Paysan•nes sacrifié·es

Le mouvement des agriculteurs et agricultrices a été lancé dans le sud-ouest par de petits éleveurs touchés par les maladies bovines et la sécheresse et demandant des revenus décents. Il s’est pour l’instant éteint brutalement après avoir été récupéré par la Fédération nationale des syndicats d’exploitants agricoles (FNSEA), laquelle a obtenu du gouvernement la satisfaction de certaines revendications, au prix de reculs sur le plan environnemental.

Les inégalités du monde agricole

L’agriculture française est clivée entre une production industrielle très lucrative et des exploitations paysannes. Ces dernières ont vu leur rentabilité, donc leurs revenus, s’effondrer, car elles bénéficient peu de la Politique agricole commune (PAC) européenne ; elles sont mises à mal par la concurrence internationale mais aussi par lacrosse écologique. Selon les données du ministère de l’agriculture reprises par le magazine Alternatives économiques, le revenu annuel moyen d’un agriculteur à temps plein tourne autour de 56 000€, mais il varie entre 12 9409€ pour les élevages porcins ou 89 600€ pour les grandes cultures, et 29 360€ et 19819€ pour les fruits et cultures permanentes, d’une part, et les élevages ovins et caprins, d’autre part. En outre, ce ne sont que des moyennes, la dispersion des revenus peut être grande au sein de chaque catégorie. Ce n’est donc pas en adoptant des mesures générales sur les pesticides ou le prix du carburant que sera rendu un revenu digne aux agriculteur, agricultrices et paysan·nes en difficulté. En outre, poursuivre l’usage de pesticides dangereux pour la santé, assouplir le processus d’autorisation de stockage de l’eau (les très contestées bassines) et mettre sous tutelle des préfets l’Office français de la biodiversité représentent un signal fort en direction de l’agriculture industrielle et intensive. Cela va renforcer inégalement les revenus des agriculteur·trices, sans résoudre la question du revenu des petit·es exploitant·es.

Le pacte vert abandonné ?

Le gouvernement français a choisi démagogiquement de s’en prendre à l’Europe (dont il a porté le projet), sans considération pour ses engagements écologiques. Lancé en 2020, le Green deal vise la neutralité carbone européenne en 2050.  Des dizaines de réglementations industrielles ont été adoptées (fin du moteur thermique en 2035, etc.) et l’Union planche actuellement sur les mesures agricoles et environnementales. Dans un contexte électoraliste pour de nombreux pays de l’Union, l’année 2023 a vu se multiplier les reculs, en particulier sur la taxation des carburants dénoncée par les agriculteur et agricultrices.

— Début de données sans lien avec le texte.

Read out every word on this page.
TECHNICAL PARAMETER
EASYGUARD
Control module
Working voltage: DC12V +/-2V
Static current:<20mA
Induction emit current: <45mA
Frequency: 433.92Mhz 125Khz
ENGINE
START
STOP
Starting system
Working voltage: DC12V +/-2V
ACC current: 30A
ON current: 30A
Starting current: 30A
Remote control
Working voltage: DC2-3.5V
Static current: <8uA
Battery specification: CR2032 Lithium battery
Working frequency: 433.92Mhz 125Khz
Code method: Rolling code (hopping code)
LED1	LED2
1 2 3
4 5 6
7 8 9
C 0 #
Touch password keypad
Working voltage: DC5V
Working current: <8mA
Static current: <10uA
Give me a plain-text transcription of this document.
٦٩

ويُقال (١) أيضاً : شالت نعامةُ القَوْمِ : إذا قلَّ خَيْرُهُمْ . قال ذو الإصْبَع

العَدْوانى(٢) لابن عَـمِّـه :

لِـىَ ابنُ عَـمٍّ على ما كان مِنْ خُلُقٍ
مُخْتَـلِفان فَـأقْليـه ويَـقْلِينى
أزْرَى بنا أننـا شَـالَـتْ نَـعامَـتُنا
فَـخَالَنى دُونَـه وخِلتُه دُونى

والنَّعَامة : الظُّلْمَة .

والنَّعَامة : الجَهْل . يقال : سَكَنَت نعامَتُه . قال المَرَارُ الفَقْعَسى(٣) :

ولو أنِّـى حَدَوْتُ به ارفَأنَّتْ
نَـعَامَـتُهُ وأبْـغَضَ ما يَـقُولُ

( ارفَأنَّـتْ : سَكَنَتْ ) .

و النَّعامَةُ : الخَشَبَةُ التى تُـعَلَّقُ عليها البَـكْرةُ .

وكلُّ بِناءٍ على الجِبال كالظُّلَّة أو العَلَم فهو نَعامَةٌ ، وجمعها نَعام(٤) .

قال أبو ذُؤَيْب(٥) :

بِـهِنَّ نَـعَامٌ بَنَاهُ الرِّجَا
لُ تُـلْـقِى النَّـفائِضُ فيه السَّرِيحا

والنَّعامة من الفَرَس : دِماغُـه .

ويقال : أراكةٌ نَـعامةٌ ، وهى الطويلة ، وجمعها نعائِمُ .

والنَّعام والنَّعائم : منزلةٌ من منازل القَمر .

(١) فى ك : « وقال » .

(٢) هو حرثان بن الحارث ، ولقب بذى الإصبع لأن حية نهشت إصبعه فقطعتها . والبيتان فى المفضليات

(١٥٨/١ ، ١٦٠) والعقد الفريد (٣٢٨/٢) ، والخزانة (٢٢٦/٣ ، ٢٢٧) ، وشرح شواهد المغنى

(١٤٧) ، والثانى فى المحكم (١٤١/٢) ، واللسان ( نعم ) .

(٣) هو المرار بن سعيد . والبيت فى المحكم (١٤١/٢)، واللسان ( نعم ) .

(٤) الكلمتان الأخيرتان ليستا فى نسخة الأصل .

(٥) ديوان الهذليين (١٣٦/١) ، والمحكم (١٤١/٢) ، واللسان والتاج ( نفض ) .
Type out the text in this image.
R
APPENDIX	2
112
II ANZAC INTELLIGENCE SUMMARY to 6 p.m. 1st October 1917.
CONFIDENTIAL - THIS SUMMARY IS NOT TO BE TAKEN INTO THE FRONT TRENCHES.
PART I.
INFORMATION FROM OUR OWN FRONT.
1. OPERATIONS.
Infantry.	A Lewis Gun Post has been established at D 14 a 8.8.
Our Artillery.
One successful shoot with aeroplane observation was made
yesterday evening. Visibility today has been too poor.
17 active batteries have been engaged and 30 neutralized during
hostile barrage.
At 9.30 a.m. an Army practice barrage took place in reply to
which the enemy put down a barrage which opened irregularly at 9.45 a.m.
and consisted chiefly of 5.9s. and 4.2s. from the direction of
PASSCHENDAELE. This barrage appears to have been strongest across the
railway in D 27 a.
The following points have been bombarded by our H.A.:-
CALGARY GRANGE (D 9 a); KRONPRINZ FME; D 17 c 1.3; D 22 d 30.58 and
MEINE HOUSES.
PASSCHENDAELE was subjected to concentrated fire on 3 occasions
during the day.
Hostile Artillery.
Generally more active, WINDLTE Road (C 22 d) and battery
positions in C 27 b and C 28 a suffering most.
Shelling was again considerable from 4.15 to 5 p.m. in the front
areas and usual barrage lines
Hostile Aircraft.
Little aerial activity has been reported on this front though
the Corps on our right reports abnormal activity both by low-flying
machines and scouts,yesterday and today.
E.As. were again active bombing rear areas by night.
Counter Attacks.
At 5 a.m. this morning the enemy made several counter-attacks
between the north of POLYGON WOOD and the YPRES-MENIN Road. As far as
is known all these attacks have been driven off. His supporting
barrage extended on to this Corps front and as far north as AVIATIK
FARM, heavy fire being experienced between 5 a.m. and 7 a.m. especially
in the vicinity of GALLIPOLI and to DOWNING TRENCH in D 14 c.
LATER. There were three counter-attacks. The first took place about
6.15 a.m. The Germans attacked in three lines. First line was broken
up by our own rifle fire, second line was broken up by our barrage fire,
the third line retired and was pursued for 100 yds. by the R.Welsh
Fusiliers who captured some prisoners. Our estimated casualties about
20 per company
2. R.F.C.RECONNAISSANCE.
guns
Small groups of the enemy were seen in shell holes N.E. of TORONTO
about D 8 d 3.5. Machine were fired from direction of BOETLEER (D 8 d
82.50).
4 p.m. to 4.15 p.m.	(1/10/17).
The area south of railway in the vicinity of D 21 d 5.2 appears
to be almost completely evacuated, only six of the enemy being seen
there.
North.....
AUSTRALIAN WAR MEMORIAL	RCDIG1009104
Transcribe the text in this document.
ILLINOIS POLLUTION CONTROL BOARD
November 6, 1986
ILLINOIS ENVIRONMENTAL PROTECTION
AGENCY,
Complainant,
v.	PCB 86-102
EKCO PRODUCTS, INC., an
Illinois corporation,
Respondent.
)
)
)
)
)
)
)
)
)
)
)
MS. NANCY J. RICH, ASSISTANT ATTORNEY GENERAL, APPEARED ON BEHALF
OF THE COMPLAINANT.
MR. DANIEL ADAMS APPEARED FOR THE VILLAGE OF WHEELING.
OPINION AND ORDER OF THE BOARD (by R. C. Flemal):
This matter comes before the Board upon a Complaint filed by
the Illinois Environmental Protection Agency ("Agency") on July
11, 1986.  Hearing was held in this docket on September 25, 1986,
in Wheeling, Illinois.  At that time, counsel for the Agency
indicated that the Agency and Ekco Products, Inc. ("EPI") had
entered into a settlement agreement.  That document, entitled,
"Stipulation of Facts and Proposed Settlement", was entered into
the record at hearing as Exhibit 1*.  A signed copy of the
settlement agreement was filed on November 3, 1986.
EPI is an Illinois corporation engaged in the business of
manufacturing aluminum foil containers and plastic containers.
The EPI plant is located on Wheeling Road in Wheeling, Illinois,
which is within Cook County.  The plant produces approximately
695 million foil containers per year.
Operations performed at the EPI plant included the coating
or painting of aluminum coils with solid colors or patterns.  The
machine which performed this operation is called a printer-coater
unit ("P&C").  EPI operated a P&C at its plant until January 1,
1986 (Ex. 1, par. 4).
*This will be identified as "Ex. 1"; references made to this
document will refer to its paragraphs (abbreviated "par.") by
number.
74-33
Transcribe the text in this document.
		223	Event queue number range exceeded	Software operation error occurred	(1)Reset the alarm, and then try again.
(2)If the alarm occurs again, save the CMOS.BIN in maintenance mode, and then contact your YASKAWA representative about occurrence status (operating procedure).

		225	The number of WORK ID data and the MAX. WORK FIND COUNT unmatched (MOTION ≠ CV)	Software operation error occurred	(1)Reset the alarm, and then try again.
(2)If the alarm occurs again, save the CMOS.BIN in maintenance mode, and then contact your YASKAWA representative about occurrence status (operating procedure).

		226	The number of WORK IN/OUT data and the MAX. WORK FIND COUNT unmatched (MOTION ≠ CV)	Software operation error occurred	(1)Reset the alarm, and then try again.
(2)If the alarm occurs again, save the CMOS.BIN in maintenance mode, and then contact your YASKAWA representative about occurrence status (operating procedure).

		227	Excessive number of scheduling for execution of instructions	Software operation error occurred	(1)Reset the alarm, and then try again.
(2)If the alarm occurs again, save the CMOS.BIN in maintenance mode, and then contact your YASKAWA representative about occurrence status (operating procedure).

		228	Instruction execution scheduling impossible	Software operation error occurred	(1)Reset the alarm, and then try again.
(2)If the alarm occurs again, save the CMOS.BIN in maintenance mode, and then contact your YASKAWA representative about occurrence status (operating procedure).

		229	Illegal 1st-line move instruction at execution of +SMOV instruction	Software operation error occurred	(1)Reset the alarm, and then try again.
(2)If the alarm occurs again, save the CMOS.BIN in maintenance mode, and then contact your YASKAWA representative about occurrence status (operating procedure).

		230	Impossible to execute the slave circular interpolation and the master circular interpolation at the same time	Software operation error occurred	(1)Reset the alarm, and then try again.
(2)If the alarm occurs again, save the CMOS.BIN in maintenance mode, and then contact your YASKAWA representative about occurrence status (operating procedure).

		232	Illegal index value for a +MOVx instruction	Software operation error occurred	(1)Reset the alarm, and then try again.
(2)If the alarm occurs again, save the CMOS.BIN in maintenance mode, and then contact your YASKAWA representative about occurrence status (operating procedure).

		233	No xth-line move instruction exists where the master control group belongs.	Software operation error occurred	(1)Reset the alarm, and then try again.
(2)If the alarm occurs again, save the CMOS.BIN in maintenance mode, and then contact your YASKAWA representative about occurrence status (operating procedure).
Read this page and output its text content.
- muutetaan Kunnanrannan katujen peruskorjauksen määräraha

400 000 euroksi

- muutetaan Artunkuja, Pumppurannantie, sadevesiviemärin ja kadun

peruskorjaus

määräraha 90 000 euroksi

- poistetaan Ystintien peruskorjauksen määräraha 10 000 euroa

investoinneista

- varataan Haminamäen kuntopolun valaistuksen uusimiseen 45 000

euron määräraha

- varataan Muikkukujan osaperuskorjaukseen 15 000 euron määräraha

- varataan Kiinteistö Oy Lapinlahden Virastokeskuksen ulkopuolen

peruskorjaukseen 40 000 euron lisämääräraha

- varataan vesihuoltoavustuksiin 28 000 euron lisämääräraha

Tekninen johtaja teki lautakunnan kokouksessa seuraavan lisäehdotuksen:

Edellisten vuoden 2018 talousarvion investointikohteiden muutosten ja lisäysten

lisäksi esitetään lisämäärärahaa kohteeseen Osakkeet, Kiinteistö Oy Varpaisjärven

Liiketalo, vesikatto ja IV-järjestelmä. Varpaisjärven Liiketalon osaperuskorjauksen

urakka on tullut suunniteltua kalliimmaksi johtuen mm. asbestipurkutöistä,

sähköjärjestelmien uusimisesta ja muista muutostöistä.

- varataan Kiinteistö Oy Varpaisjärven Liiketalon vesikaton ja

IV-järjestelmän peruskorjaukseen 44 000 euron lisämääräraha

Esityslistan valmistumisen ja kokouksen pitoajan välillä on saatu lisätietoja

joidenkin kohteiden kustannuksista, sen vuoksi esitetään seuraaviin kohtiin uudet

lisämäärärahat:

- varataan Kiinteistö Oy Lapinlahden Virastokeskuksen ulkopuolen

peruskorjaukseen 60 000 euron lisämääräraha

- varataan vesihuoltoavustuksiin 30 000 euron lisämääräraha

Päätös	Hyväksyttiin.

Le libre-échange se porte bien

Se négocient dans le même temps une série d’accords de libre-échange avec volet agricole. Instrumentalisé par le Président Macron, celui avec le Mercosur (Brésil, Argentine…) est en discussion depuis 25 ans! Dans le même temps, l’accord avec la Nouvelle-Zélande, ratifié en décembre 2023 sans grande couverture médiatique, va mettre en concurrence les producteurs de viande, de produits laitiers et de fruits européens avec leurs homologues de l’autre côté de la planète ! Alors que la moitié des exploitant·es agricoles prendra sa retraite à l’horizon 2030, il y a urgence à lancer une réflexion sur le soutien à donner à une agriculture respectueuse de l’environnement, produisant de la qualité, générant des revenus permettant aux paysan·nes de vivre dignement de leur travail.

Le syndicalisme dans l’agriculture
Les dernières élections aux chambres d’agriculture datent de 2019, il faudra attendre janvier 2025 pour mesurer d’éventuelles évolutions. La FNSEA a obtenu presque 55 % des suffrages, la Coordination rurale 20,5 et la Confédération paysanne 18,5. Même s’il est tentant d’assigner des couleurs politiques à ces trois organisations, la situation est plus complexe.  La FNSEA n’est pas homogène, elle a sur le terrain une position cogestionnaire et hégémonique, structurant les coopératives d’achat de matériel et de vente des productions, l’accès au crédit, aux terres (via les Safer, Sociétés d’aménagement foncier et d’établissement rural), mais aussi les liens sociaux. Quitter le syndicat est coûteux, économiquement et socialement. La Confédération paysanne milite en faveur d’une agriculture paysanne et non industrielle, elle est engagée dans le mouvement social. Ces positions lui valent une opposition féroce de la FNSEA. Elle est par ailleurs membre fondateur de l’Alliance écologique et sociale.